The Killing Fields Of Home

It is a most difficult task to make sense of violence, particularly when it often seems unceasing.  There have been numerous horrific acts of murder recently, and in trying to write about them, it feels important to see these events not only as individual incidents but to also make the connections between them, both in why they happen and how we process them.  The following is a poem I wrote in response to the bloody and heartbreaking first week in July, 2016.

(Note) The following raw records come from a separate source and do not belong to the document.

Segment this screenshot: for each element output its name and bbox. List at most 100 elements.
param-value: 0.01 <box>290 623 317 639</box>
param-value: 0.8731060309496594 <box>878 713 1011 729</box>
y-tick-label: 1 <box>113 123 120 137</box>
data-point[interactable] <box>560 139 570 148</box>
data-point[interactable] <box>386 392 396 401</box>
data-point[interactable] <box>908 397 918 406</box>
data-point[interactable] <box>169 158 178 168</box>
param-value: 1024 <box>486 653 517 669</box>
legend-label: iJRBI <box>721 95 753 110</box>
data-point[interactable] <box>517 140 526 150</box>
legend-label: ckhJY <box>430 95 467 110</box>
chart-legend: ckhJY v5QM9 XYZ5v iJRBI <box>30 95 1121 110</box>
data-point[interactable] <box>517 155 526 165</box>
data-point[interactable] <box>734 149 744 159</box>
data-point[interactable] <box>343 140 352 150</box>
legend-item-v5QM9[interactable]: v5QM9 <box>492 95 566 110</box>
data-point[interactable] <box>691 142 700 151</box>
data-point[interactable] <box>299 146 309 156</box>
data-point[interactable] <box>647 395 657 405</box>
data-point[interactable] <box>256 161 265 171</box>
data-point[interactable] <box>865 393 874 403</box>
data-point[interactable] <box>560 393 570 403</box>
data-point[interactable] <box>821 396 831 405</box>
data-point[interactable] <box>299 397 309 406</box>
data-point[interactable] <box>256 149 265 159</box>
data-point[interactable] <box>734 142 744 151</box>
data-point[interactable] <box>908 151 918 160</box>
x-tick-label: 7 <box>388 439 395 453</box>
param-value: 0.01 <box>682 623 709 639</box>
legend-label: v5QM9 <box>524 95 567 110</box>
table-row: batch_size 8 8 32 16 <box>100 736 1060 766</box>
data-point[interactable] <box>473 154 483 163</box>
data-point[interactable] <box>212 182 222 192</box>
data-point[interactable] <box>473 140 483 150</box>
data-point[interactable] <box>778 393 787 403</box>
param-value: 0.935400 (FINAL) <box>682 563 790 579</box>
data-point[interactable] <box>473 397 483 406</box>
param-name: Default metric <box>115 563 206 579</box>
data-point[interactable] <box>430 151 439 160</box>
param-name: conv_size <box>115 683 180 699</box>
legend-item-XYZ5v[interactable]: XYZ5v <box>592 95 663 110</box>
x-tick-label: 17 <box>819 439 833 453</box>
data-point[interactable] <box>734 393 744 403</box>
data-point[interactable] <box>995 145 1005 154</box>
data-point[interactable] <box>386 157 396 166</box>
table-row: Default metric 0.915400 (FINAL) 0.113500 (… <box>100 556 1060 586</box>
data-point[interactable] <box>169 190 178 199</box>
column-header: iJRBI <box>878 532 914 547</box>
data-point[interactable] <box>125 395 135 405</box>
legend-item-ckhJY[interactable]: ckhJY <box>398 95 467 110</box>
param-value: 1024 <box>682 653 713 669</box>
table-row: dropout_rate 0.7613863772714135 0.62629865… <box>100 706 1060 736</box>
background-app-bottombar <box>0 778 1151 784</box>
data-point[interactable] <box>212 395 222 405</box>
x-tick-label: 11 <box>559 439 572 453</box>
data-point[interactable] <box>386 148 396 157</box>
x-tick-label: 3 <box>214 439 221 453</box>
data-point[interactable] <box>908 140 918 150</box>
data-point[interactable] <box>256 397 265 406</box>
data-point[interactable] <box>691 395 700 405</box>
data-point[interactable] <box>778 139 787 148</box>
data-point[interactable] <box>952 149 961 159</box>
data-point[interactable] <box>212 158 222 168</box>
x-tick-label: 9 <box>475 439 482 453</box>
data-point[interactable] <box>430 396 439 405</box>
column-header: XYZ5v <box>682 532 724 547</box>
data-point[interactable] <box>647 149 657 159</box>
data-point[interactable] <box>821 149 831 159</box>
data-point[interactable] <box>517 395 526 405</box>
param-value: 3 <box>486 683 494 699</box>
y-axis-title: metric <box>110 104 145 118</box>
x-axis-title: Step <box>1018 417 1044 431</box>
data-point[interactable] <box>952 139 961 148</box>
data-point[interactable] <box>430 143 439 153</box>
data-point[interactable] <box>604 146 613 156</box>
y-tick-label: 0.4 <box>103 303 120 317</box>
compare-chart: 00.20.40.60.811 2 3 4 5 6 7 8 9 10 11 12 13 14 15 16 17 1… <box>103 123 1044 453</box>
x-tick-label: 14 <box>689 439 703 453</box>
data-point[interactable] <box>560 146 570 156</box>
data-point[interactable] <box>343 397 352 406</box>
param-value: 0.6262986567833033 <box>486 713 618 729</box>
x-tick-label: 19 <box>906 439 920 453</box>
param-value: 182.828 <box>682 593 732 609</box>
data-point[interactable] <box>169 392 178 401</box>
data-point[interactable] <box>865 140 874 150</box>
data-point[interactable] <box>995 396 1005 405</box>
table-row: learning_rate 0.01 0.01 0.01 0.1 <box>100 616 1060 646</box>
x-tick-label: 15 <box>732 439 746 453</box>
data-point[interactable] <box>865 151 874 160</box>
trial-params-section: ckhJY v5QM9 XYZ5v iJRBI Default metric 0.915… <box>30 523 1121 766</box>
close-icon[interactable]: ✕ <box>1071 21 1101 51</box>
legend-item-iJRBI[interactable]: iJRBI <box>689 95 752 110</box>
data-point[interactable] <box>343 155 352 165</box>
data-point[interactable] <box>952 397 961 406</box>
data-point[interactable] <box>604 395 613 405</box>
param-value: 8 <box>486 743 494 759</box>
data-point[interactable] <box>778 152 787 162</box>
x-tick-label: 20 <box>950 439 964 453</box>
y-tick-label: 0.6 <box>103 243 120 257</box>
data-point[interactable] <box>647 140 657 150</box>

The Killing Fields Of Home

 

On July 4th,

 

when I was trying to make sense

of the bombings in Medina and Baghdad

on the very same day that the not so United States of America

was ritually celebrating what we call independence,

with colorful bombs bursting in air,

 

it seemed really important to remember that

the children who saw real bombs were shouting not with glee

but with fear before bleeding to death,

so I wrote haikus about that,

little poems like the children who died–

 

one for Medina,

 

Bombs bursting in air,

bodies explode, people die–

no celebration

 

and one for Baghdad,

 

Car bomb in Baghdad,

the twenty five kids who died

did not like fireworks

 

and I thought I had done my duty as a poet,

but then I read that dozens of people were shot

in Chicago over the holiday weekend

for who knows what reasons and they were bleeding too

and we haven’t even caught our breath since Orlando

and it occurred to me that maybe I needed to write a longer poem,

 

then Alton Sterling and Philando Castile

were gunned down by the police

because the color of their skin was a crime

and Melissa Harris-Perry wrote about how that feels

as a suicide note that I can’t stop reading

 

on the heels of the Chilcot Inquiry that minces no words

blaming Tony Blair for lying to his country about the Iraq war

while in this country we turn endless battle into

an anthem and Bush and Cheney just smirk

 

as a veteran of war,  taught to kill in defense of our country,

shoots at the police in Dallas and more blood is spilt

and they send in a robot to take him out

which prompts Donald Trump to want a photo op with the NYPD

and I’m wondering if a sonnet is adequate

 

when my morning paper tells me that there have been

ten gang killings in ten months in the county where I live

and they have a column too about the child

of a woman who was killed by her boyfriend

 

and someone says we should all remember that

sometimes the police help and he tells a story

about a police officer who helped a lady repair her mailbox

and that was mighty nice of her, and I mean that sincerely,

but I’m thinking that sounds like a bandaid story

when we need a tourniquet because

 

a GOP Congressman says there are a lot more steps to be taken

before they will vote on gun control legislation

and I’m wondering how many steps there could really be

from his office to the floor to take a vote and when are we going to

quit playing six degrees of separation and take action

 

and in the time I have been writing this,

more people have been killed,

and I cannot type fast enough to keep up,

or even pause long enough

to  pretty up this poem that cannot find its end.